To clarify, the problem at hand wasn’t ever the niceness itself. I did, and still do, enjoy expressing empathy and think it the most powerful quality a human can possess. To deeply care about and attempt to understand someone is to access the true magic of life. The problem, in fact, is what happens when we restrict people’s (particularly women’s) capacities by squeezing them into the Nice Person frame.

The problem is how we treat Nice Girls.

The Big, Ugly Picture

The people in my class were not necessarily the ones responsible for this personality crime. If we think about the Nice Girls we have seen on television, in movies or in the news, we can clearly see a pattern. Take our pal Sandra Dee, for instance, from “Grease.” As a Nice Girl, she was depicted as a square, a sort of life experience-deficient cheerleader with a pretty smile. She was ridiculed and pressured until, finally, she started smoking and wearing leather, at which point everyone decided she was cool enough to sing with, and the hunky Danny Zuko deemed her worthy of his time.

And yet, this is supposedly a family-friendly film that kids sing along to across the world.
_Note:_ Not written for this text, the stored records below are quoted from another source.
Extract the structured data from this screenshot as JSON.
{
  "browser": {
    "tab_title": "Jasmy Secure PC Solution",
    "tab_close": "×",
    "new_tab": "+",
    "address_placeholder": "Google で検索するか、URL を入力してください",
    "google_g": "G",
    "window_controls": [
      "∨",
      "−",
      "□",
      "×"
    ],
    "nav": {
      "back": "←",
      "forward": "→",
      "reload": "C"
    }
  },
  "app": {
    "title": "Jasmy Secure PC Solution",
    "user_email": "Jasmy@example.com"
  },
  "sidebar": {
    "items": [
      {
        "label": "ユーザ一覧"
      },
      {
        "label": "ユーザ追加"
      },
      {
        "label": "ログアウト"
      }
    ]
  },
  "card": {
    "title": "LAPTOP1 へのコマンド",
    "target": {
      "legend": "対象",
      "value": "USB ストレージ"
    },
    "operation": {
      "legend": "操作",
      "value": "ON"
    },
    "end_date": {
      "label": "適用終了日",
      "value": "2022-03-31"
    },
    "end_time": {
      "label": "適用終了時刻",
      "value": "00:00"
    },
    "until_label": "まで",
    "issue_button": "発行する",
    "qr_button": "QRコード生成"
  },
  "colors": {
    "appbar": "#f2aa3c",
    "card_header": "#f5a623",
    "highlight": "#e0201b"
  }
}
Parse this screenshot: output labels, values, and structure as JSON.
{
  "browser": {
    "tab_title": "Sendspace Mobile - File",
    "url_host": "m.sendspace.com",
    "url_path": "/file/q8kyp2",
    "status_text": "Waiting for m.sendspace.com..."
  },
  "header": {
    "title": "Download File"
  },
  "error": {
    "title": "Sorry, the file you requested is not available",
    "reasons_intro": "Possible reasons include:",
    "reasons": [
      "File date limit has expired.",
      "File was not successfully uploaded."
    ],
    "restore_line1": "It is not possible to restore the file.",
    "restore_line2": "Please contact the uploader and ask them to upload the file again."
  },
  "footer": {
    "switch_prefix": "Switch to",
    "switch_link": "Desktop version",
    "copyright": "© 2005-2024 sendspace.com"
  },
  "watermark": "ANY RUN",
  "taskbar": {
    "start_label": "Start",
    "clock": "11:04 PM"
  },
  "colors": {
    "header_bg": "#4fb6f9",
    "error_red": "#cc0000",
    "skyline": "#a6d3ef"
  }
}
Nice Girl Sandy was boring and considered weak. People don’t dress up as Nice Girl Sandy for Halloween parties, they dress up as Leather Sandy. The problem here is our inability to allow kinder characters to possess any sort of dimensions.

While the world of storytelling seems to be trying to correct this ever since the release of “Grease,” I can’t help but notice reality’s failure to do the same. I find that people continue to create Sandra Dee characters out of real, life-size humans in front of them. They create outlines in their minds for what the Nice Girl’s story should be, and they become uncomfortable when she wanders off of that track. For others, they may wish to break the Nice Girl, prodding her spirit and testing her ability to give until she cracks, and then abandoning the remains. Regardless, the Nice Girl tag contains dangerous assumptions and restrictions.

The Route to Reconcilliation

Some women are working to reclaim the Nice Girl title, turning a label used to demean into one that demands positive recognition. This is difficult and brave, and something I hope I am able to achieve someday. Right now, for me, I want to question people who continue to describe the women in their lives as “nice.”

I wonder what exactly someone implies by this. Do you mean she is deeply sensitive to the emotions of others? Perhaps you see her genuine willingness to listen and care for others? Or, unfortunately, do you use the word “nice” because you don’t want to see her in her full, 3D glory? Do you throw “nice” out there to tame her powerfully generous spirit?

I want to break open the Nice Girl complex and tear it to shreds. Call me kind and call me empathetic, because those feel like superpowers. But don’t call me “nice” because it’s easy or because it’s comfortable.

Allow women everywhere to exist as the fascinating, multi-faceted creatures we are. Give us room to explore and experiment. Notice our generosity without viewing us as human apple trees available solely for your own nourishment. We are whole forests, packed with adventure, wisdom and mystery.